Dance Suite (1923) – written to mark fifty years since Buda, Pest and Óbuda had been unified – is given a fiery and tart outing with the occasional linger and emphasis that retards the flow and introduces a impression somewhat ‘foreign’ to Bartók’s intentions, but overall this is a colourful presentation with particular regard to Bartók’s orchestration, the clarity of which is notable, and there is some brilliant and responsive playing, captured in sound that allows the Royal Festival Hall to be its unencumbered self. (I don’t previously recall hearing a tambourine in the final movement, here at 2’44” on track 16.)
For all that Bartók made a Suite from Miraculous Mandarin – ending with the exciting ‘chase’ music – it’s what happens after this, in the final third of the complete ballet, that shows the composer at his most boundary-breaking. It is here that Esa-Pekka Salonen is most in his element, relishing the modernism and unflinching description of mindless brutality and enigmatic transformation (and including a vocalising choir to accentuate the strangeness).
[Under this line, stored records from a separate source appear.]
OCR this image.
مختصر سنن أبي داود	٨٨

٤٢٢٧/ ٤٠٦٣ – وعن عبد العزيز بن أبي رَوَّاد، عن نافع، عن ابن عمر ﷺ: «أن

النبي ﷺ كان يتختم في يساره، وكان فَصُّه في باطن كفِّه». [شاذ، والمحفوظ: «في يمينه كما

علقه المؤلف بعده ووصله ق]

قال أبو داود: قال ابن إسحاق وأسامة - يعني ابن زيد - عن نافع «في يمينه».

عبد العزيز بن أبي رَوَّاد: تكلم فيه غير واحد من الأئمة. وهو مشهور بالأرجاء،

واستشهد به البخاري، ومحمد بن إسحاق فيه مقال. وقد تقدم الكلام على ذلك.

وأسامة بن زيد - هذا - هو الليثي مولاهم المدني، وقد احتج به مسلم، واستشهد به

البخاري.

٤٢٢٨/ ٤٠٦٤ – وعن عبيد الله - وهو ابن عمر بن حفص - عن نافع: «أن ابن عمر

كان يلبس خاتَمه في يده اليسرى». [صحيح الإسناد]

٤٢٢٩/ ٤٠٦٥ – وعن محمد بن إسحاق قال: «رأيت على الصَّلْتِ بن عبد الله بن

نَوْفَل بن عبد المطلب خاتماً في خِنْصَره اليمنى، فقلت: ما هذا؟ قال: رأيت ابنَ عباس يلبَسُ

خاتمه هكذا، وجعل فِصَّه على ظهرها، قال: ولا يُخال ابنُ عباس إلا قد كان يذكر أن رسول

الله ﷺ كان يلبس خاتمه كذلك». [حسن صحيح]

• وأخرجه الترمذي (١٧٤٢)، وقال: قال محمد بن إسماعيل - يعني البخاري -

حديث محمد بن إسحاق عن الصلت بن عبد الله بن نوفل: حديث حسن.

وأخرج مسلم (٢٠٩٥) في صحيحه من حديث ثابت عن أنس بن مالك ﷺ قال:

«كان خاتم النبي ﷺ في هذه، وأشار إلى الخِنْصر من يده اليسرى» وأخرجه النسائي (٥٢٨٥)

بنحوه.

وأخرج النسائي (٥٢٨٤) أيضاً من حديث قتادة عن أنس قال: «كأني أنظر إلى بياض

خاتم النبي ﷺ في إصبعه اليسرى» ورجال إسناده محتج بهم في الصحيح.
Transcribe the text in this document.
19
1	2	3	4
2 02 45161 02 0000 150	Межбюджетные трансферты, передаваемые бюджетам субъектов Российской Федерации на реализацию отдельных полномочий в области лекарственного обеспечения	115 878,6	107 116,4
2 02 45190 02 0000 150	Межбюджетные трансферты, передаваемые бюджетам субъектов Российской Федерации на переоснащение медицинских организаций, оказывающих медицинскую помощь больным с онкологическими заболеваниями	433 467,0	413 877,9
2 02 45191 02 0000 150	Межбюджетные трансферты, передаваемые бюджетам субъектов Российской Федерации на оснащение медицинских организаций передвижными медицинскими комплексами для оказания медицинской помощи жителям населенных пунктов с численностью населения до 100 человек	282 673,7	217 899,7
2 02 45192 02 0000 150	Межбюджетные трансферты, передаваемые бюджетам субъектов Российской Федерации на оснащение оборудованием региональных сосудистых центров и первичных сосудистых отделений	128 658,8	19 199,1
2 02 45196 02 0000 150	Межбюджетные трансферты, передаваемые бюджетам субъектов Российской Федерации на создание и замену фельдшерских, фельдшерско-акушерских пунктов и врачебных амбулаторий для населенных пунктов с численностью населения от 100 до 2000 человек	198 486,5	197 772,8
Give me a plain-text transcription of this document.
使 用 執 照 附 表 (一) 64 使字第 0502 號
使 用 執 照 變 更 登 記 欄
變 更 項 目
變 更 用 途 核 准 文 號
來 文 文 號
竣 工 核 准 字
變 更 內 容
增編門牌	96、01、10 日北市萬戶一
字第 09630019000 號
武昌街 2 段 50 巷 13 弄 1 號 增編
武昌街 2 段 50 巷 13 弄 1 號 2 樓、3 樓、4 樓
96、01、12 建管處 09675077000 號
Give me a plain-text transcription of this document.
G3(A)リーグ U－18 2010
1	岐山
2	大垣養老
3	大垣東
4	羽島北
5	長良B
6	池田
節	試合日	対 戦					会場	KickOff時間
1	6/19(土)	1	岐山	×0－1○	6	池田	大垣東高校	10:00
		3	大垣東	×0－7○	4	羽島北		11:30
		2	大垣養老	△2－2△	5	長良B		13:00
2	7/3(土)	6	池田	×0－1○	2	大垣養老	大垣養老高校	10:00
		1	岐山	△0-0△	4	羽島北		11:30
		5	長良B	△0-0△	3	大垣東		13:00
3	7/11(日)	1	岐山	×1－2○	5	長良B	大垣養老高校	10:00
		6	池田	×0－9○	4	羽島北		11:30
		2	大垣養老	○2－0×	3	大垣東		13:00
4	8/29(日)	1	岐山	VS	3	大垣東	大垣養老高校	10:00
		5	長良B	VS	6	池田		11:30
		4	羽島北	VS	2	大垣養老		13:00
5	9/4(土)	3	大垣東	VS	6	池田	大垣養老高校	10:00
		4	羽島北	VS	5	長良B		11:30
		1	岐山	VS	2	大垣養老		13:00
From the outset the monotonous if hectic activity of a crime-rife city is suggested: this is not a nice place (strangers beware) and – the Mandarin aside – these are not nice people, including the murderous muggers and the scam seductress luring victims to be robbed, at the very least. Eerie threat and the danger-spots of dark alleyways are hurled uncompromisingly at the listener, the Philharmonia’s playing vibrant with nightmare scenarios – not least the stabbed, refusing-to-die Mandarin, and the whole is a compelling theatrical experience and a musically striking one: no easy ride for the listener, either.